Engineers and scientists are people too, and they need to step back from the wagon to occasionally look at things from different perspectives to define new opportunities. That is where the coaching that Dan talks about can be anchored to the personal improvement reality.
“…a wooden wagon being pulled by a “leader” and pushed by others. It has a cargo of Round rubber tires but rolls on wooden Square Wheels…”
In ours, the leader is stood BEHIND the pushers, yelling, “Go on,put your backs into it! I’m right behind you…”

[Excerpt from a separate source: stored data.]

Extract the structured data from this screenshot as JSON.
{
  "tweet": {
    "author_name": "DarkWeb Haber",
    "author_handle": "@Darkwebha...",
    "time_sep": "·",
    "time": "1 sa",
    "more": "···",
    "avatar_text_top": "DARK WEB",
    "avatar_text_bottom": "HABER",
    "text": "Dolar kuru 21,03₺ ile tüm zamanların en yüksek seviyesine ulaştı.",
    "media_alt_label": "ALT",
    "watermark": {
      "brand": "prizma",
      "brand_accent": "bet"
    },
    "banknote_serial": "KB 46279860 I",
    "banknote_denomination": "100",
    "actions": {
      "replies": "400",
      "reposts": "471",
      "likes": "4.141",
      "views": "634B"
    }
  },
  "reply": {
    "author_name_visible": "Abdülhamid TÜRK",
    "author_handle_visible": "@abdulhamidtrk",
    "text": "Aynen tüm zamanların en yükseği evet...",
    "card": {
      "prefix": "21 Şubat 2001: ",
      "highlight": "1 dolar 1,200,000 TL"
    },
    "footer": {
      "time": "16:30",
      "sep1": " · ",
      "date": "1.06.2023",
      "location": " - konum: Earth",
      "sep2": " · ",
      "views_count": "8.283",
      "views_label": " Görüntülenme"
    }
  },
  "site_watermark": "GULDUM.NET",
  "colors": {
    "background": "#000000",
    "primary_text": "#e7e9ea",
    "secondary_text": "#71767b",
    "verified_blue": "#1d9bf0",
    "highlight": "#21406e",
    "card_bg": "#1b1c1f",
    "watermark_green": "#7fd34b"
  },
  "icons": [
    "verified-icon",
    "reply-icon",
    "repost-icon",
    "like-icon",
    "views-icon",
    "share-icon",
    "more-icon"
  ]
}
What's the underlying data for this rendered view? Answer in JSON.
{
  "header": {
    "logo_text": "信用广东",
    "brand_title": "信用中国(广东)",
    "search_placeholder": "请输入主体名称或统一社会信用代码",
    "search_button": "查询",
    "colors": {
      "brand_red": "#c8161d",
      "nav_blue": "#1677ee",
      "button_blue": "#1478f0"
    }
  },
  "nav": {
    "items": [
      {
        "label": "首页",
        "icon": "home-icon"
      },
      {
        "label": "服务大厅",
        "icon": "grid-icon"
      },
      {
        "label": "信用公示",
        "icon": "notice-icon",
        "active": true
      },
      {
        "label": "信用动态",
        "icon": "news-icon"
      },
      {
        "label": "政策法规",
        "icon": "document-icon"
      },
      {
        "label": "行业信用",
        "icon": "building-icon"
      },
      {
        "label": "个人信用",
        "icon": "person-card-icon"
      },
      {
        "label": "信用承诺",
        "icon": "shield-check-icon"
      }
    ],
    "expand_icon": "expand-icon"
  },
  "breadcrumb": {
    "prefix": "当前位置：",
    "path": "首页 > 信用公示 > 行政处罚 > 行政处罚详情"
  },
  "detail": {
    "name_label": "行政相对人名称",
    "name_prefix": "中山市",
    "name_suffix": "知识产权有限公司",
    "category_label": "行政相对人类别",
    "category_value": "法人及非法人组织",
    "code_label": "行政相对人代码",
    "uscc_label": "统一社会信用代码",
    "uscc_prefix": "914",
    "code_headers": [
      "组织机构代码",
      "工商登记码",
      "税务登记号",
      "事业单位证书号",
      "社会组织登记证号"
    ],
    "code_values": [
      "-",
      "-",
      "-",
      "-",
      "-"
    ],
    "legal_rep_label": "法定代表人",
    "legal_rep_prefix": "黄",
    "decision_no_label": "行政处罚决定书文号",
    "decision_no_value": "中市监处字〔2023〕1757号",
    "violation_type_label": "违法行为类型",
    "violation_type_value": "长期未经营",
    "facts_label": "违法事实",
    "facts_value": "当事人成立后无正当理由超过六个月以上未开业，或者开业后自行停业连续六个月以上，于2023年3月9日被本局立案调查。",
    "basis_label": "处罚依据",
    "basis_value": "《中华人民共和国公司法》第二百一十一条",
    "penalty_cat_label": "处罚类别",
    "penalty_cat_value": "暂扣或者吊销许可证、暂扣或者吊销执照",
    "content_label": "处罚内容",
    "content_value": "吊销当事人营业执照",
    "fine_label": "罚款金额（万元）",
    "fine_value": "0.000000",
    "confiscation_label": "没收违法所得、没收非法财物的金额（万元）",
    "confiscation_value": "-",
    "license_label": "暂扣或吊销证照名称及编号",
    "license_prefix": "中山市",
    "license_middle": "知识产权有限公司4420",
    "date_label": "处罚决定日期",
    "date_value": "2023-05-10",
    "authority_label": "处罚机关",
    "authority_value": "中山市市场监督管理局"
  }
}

“Engineers and scientists are people too, and they need to step back from the wagon to occasionally look at things from different perspectives to define new opportunities.” We know we’re people, but I sometimes think that our “leaders” forget, and dump engineers and scientists into a box with other tools and equipment, as if because we are deal in facts and logic, we’re an alternative to laptops!
Dan, that’s a very useful list that managersleaders need to be aware of. You never cease to surprise me with your insights and suggested solutions.
In terms of a conflict between goals from senior management being “handed down” and the manager needing to coach their team members, here’s my thought: If an employee is at odds too often with a goal he or she is expected to achieve, it’s time to move on. The coachee needs to own their organization’s goals and if that keeps coming up as a problem, the problem is a mismatch between the employee and the company.
Also, in my workshops coaching managers and leaders how to coach, when it comes to “telling the employee what to do” or giving advice, here’s what I tell managers: You’re not a full time coach as I am and you don’t always have the luxury of having the time of asking questions to get your team member to think things through or arrive at their own insights and answers. Sometimes, you have to answer the question directly or give advice and direction because decisions have to be made now and action taken now.
Not all coaches agree (and I’m one of them) that advice giving and “observations from the coach” are inappropriate for coaching. My job is to help my clients get results in a timely manner, not just to develop them. Both are important and the former can be done without sacrificing the latter if not overdone.
Thanks Alan. Thank you for your kind words.
I enjoy your insights. The blending of coach, adviser, mentor, director, correcter, teacher, helper, listener, and … ??? is challenging. I’m with you. Pure coaching, that excludes advising, only exists in books.
Knowing when to switch rolls is even more challenging than simply saying, “Coaches only do xyz.”
Switching between coach and teacher may depend on the coachee’s skill level or knowledge base, for example.